Part (a)
For 1 plank
$I_1 = \dfrac{100(20^3)}{12}$
$I_1 = \frac{200\,000}{3} \, \text{mm}^4$
For the whole beam
$I = 6I_1 = 6(200\,000/3)$
$I = 400\,000 \, \text{mm}^4$
$\dfrac{M}{EI} = \dfrac{M_1}{E_1 I_1}$ where E1 = E
$\dfrac{M}{E(400\,000)} = \dfrac{M_1}{E(\frac{200\,000}{3})}$
$\dfrac{M_1}{M} = \dfrac{1}{6}$ answer
Part (b)
For 1 plank
$I_1 = \dfrac{100(10^3)}{12}$
$I_1 = \frac{25\,000}{3} \, \text{mm}^4$
For the whole beam
$I = 12I_1 = 12(25\,000/3)$
$I = 100\,000 \, \text{mm}^4$
$\dfrac{M}{EI} = \dfrac{M_1}{E_1 I_1}$ where E1 = E
$\dfrac{M}{E(100\,000)} = \dfrac{M_1}{E(\frac{200\,000}{3})}$
$\dfrac{M_1}{M} = \dfrac{1}{12}$ ) answer
I think what is ask is the…
I think what is ask is the comparison of the strength of the built-up beam consisting of 6 planks - 100 mm x 20 mm dimension, resulting in an overall dimensions of 100 mm X 120 mm to the strength of a solid beam with a dimension of 100mm x 120mm.. we compare the section modulus of the beams.

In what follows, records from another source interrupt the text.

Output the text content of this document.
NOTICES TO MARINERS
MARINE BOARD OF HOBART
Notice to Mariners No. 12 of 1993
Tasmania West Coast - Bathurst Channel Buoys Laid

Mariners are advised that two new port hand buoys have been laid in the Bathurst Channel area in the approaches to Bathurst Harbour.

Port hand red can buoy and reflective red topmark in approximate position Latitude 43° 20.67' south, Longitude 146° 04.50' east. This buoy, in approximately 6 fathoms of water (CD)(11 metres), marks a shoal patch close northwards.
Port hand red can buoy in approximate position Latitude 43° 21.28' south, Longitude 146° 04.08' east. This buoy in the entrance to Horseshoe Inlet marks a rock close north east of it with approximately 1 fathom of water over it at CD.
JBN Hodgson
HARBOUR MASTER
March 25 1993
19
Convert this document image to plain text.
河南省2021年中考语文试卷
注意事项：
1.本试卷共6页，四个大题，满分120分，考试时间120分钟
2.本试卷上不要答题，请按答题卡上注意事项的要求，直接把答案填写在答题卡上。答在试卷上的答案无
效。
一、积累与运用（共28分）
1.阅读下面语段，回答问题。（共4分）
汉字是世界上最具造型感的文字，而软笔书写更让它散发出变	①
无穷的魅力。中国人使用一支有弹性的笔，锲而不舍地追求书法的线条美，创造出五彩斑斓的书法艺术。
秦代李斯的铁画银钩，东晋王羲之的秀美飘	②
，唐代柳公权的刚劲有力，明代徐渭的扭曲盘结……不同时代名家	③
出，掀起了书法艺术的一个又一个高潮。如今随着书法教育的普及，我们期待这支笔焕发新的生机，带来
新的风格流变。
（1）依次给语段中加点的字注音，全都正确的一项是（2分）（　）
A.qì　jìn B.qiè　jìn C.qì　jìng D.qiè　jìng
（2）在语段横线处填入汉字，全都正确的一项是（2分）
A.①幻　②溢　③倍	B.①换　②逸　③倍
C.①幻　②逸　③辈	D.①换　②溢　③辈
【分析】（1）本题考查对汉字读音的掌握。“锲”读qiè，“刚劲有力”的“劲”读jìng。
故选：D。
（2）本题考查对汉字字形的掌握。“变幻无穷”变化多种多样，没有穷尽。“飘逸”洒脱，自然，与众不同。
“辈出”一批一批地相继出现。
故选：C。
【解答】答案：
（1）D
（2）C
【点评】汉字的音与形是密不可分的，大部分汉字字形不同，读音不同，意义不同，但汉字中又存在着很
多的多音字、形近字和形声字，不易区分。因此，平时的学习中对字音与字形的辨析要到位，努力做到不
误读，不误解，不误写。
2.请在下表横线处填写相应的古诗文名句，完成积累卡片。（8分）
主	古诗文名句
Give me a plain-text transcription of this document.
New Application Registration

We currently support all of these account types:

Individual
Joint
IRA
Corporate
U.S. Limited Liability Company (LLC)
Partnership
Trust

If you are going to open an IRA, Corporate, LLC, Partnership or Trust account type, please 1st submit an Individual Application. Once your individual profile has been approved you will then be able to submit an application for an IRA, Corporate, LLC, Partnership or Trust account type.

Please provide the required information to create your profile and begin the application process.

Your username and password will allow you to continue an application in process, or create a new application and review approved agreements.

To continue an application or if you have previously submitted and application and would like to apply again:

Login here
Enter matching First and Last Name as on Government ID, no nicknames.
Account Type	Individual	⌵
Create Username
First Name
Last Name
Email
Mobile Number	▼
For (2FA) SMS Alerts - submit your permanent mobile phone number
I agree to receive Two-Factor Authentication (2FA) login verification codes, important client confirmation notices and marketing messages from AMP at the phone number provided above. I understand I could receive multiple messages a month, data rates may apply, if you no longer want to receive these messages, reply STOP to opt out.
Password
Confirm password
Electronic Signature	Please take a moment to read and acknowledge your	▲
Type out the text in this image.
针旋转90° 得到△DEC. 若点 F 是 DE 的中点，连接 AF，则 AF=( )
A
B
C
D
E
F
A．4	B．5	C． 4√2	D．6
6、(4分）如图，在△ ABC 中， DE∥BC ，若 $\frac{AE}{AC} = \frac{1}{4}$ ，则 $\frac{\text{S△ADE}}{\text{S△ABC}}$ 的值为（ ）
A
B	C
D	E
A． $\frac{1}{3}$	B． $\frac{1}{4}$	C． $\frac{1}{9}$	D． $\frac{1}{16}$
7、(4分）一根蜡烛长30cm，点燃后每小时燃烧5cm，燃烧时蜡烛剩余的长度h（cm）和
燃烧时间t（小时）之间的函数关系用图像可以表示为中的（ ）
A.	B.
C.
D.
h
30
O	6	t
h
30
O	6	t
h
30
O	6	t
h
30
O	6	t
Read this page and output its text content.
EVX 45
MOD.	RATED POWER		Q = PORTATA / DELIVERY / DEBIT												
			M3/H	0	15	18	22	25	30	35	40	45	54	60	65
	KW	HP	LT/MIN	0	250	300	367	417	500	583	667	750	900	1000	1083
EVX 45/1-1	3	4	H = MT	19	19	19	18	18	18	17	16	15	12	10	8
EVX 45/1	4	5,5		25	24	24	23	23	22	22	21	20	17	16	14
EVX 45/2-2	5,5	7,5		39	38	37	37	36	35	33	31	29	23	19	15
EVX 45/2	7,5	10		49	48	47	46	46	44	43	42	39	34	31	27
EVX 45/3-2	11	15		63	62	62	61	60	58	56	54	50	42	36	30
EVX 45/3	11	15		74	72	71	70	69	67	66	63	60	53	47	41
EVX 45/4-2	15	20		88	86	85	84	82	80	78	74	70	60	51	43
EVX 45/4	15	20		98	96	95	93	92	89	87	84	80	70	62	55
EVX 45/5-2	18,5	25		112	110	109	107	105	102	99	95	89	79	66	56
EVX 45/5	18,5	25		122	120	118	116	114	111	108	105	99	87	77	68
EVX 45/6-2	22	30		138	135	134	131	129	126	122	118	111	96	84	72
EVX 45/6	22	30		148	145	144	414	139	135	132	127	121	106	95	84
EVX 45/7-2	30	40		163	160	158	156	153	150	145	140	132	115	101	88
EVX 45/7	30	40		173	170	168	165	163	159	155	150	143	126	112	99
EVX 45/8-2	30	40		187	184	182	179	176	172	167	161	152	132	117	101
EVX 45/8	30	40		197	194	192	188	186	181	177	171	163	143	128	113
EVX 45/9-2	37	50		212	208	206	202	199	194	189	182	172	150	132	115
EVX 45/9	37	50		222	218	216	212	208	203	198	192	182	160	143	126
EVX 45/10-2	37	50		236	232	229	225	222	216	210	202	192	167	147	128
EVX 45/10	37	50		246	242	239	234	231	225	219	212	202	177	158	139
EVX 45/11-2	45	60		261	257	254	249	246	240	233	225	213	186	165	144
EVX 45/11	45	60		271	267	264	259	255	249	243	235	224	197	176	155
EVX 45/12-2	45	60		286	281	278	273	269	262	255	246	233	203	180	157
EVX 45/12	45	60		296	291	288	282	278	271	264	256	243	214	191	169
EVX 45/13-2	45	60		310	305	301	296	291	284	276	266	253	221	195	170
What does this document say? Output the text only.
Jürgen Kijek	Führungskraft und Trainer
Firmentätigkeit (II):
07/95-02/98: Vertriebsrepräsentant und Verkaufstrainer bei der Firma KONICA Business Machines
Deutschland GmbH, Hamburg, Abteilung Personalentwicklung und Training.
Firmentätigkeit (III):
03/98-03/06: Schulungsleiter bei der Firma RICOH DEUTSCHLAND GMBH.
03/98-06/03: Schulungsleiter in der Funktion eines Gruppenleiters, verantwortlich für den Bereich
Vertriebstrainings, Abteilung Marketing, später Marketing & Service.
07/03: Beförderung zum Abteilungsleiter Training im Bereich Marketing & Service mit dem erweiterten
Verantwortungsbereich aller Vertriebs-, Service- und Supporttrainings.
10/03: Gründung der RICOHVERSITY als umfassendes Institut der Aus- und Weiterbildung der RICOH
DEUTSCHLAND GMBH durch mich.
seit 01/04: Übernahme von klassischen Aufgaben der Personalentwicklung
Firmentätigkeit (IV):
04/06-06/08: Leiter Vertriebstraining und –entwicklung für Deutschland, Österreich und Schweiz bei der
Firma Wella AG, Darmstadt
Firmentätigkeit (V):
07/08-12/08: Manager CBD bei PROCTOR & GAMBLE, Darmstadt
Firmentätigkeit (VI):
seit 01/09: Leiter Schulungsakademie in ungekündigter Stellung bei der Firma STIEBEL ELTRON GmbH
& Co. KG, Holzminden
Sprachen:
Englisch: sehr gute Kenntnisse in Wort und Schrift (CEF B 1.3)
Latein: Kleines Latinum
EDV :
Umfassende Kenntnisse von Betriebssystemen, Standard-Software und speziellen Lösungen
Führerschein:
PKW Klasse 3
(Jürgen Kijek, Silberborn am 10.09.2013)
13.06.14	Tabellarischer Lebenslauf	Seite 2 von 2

The beam cross section with higher section modulus is stronger since it experiences less flexural stress (assuming built up beam and solid beam are subjected to the same loading (same bending moment)). I'm kind of like confuse with the solution above, comparing the strength of 1 plank to the strength of 6 planks combine...
Yes you are absolutely right…
In reply to I think what is ask is the… by Aerisk16
Yes you are absolutely right. We flagged this page for revision. Note that after revision is made, our comments will be put to archive. Thank you for calling our attention, highly appreciated.